Beit Shemesh Gears Up for Fateful Election Rerun


Calls for a unified front in the elections in Beit Shemesh have been issued in recent days by rabbinical and political leaders in the chareidi community as vote-getting efforts reached fever pitch before Tuesday’s fateful contest.

The special election was ordered by the High Court, which accepted a petition charging election fraud by Eli Cohen, the defeated challenger to chareidi mayor Moshe Abutbul. Tension in the city has been high for months as Cohen mounted a scurrilous, anti-chareidi campaign, replete with harassment and threats against Abutbul and his supporters.

The country is watching the race, many viewing it as a possible turning point, not only for Beit Shemesh, but for religious-secular relationships in other cities as well.

The Moetzes Gedolei HaTorah of Agudas Yisrael and Degel HaTorah, and the Moetzes Chachmei HaTorah of Shas have all issued proclamations in support of Abutbul.

Cohen has the support of Yair Lapid’s Yesh Atid, Naftali Bennett’s Jewish Home, and Prime Minister Binyamin Netanyahu and the Likud.

Chareidi activists in the city told Hamodia that they estimate the election will be decided by a margin of 2-3%, similar to the original election.

A poll published by Rafi Smith on Friday offered conflicting data on voter trends. On the one hand, the poll put Cohen a few percentage points ahead of Abutbul, with 16% remaining undecided.
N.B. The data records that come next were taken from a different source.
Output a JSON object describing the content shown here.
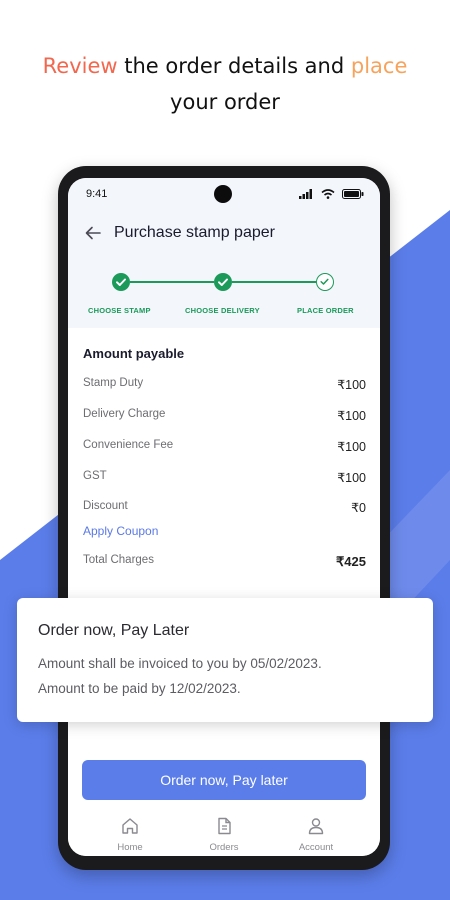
{
  "headline": {
    "word1": "Review",
    "middle": " the order details and ",
    "word2": "place",
    "line2": "your order"
  },
  "colors": {
    "accent_red": "#f2674d",
    "accent_orange": "#f7a35c",
    "brand_blue": "#5b7de9",
    "step_green": "#1b9a5a"
  },
  "status_bar": {
    "time": "9:41",
    "icons": [
      "signal-icon",
      "wifi-icon",
      "battery-icon"
    ]
  },
  "appbar": {
    "back_icon": "arrow-left-icon",
    "title": "Purchase stamp paper"
  },
  "stepper": {
    "steps": [
      {
        "label": "CHOOSE STAMP",
        "state": "done"
      },
      {
        "label": "CHOOSE DELIVERY",
        "state": "done"
      },
      {
        "label": "PLACE ORDER",
        "state": "current"
      }
    ]
  },
  "amount": {
    "title": "Amount payable",
    "rows": [
      {
        "label": "Stamp Duty",
        "value": "₹100"
      },
      {
        "label": "Delivery Charge",
        "value": "₹100"
      },
      {
        "label": "Convenience Fee",
        "value": "₹100"
      },
      {
        "label": "GST",
        "value": "₹100"
      },
      {
        "label": "Discount",
        "value": "₹0"
      }
    ],
    "apply_coupon": "Apply Coupon",
    "total_label": "Total Charges",
    "total_value": "₹425"
  },
  "order_button": {
    "label": "Order now, Pay later"
  },
  "bottom_nav": [
    {
      "label": "Home",
      "icon": "home-icon"
    },
    {
      "label": "Orders",
      "icon": "document-icon"
    },
    {
      "label": "Account",
      "icon": "person-icon"
    }
  ],
  "popup": {
    "title": "Order now, Pay Later",
    "line1": "Amount shall be invoiced to you by 05/02/2023.",
    "line2": "Amount to be paid by 12/02/2023."
  }
}
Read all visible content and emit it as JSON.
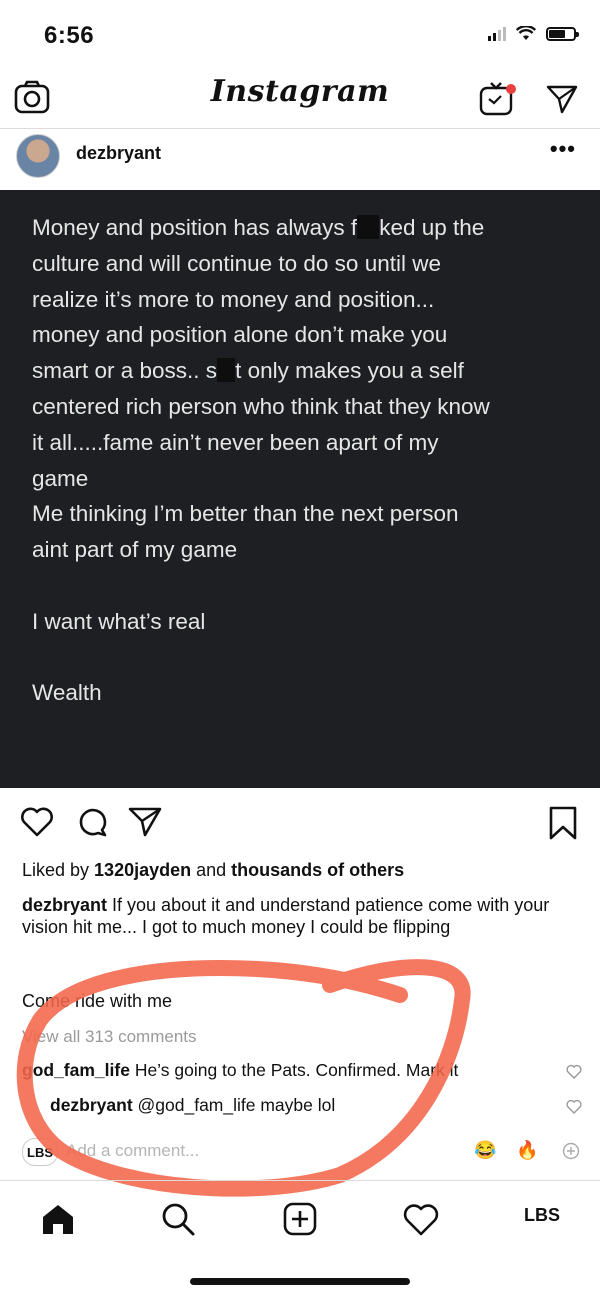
{
  "status_bar": {
    "time": "6:56"
  },
  "header": {
    "logo": "Instagram"
  },
  "post": {
    "username": "dezbryant",
    "more": "•••",
    "image_text": {
      "line1a": "Money and position has always f",
      "line1b": "ked up the",
      "line2": "culture and will continue to do so until we",
      "line3": "realize it’s more to money and position...",
      "line4": "money and position alone don’t make you",
      "line5a": "smart or a boss.. s",
      "line5b": "t only makes you a self",
      "line6": "centered rich person who think that they know",
      "line7": "it all.....fame ain’t never been apart of my",
      "line8": "game",
      "line9": "Me thinking I’m better than the next person",
      "line10": "aint part of my game",
      "line11": "I want what’s real",
      "line12": "Wealth"
    },
    "likes": {
      "prefix": "Liked by ",
      "user": "1320jayden",
      "middle": " and ",
      "rest": "thousands of others"
    },
    "caption": {
      "username": "dezbryant",
      "text": " If you about it and understand patience come with your vision hit me... I got to much money I could be flipping",
      "text2": "Come ride with me"
    },
    "view_all": "View all 313 comments",
    "comments": [
      {
        "username": "god_fam_life",
        "text": " He’s going to the Pats. Confirmed. Mark it"
      },
      {
        "username": "dezbryant",
        "text": " @god_fam_life maybe lol"
      }
    ],
    "add_comment": {
      "avatar_label": "LBS",
      "placeholder": "Add a comment...",
      "emoji1": "😂",
      "emoji2": "🔥"
    }
  },
  "tab_bar": {
    "profile_label": "LBS"
  },
  "colors": {
    "post_bg": "#1e1f22",
    "annotation": "#f2674a"
  }
}
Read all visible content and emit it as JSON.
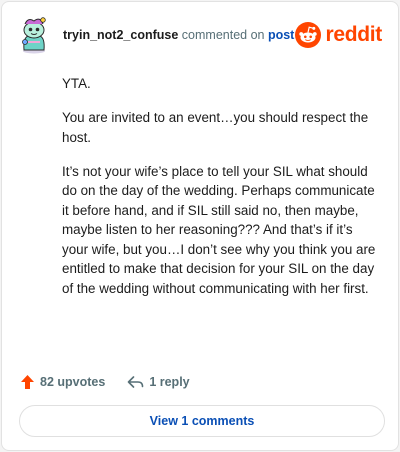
{
  "comment": {
    "username": "tryin_not2_confuse",
    "action_text": " commented on ",
    "post_link": "post",
    "paragraphs": [
      "YTA.",
      "You are invited to an event…you should respect the host.",
      "It’s not your wife’s place to tell your SIL what should do on the day of the wedding. Perhaps communicate it before hand, and if SIL still said no, then maybe, maybe listen to her reasoning??? And that’s if it’s your wife, but you…I don’t see why you think you are entitled to make that decision for your SIL on the day of the wedding without communicating with her first."
    ]
  },
  "brand": {
    "name": "reddit",
    "color": "#ff4500"
  },
  "stats": {
    "upvotes": "82 upvotes",
    "replies": "1 reply"
  },
  "footer": {
    "view_comments_label": "View 1 comments"
  },
  "colors": {
    "link": "#0a4fb5",
    "muted": "#576f76",
    "upvote": "#ff4500"
  },
  "icons": {
    "avatar": "snoo-avatar-icon",
    "brand": "reddit-logo-icon",
    "upvote": "upvote-arrow-icon",
    "reply": "reply-arrow-icon"
  }
}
At the same time, it said that the chareidim would gain 10 seats in the 19-seat city council, giving them the majority.

In a summary statement, Smith said that “a week before the elections, the contest was neck-and-neck. … It is so close that the candidate who can best transport his supporters to the polls will win.”

That is indeed where the effort is being made on both sides, with much at stake. For chareidim, it is imperative that Abutbul wins another term. Beit Shemesh is the only city where there is an abundance of land upon which housing for chareidim can be built. Cohen has vowed to make sure that apartments will be marketed to all, and has threatened to block projects already being slated for marketing.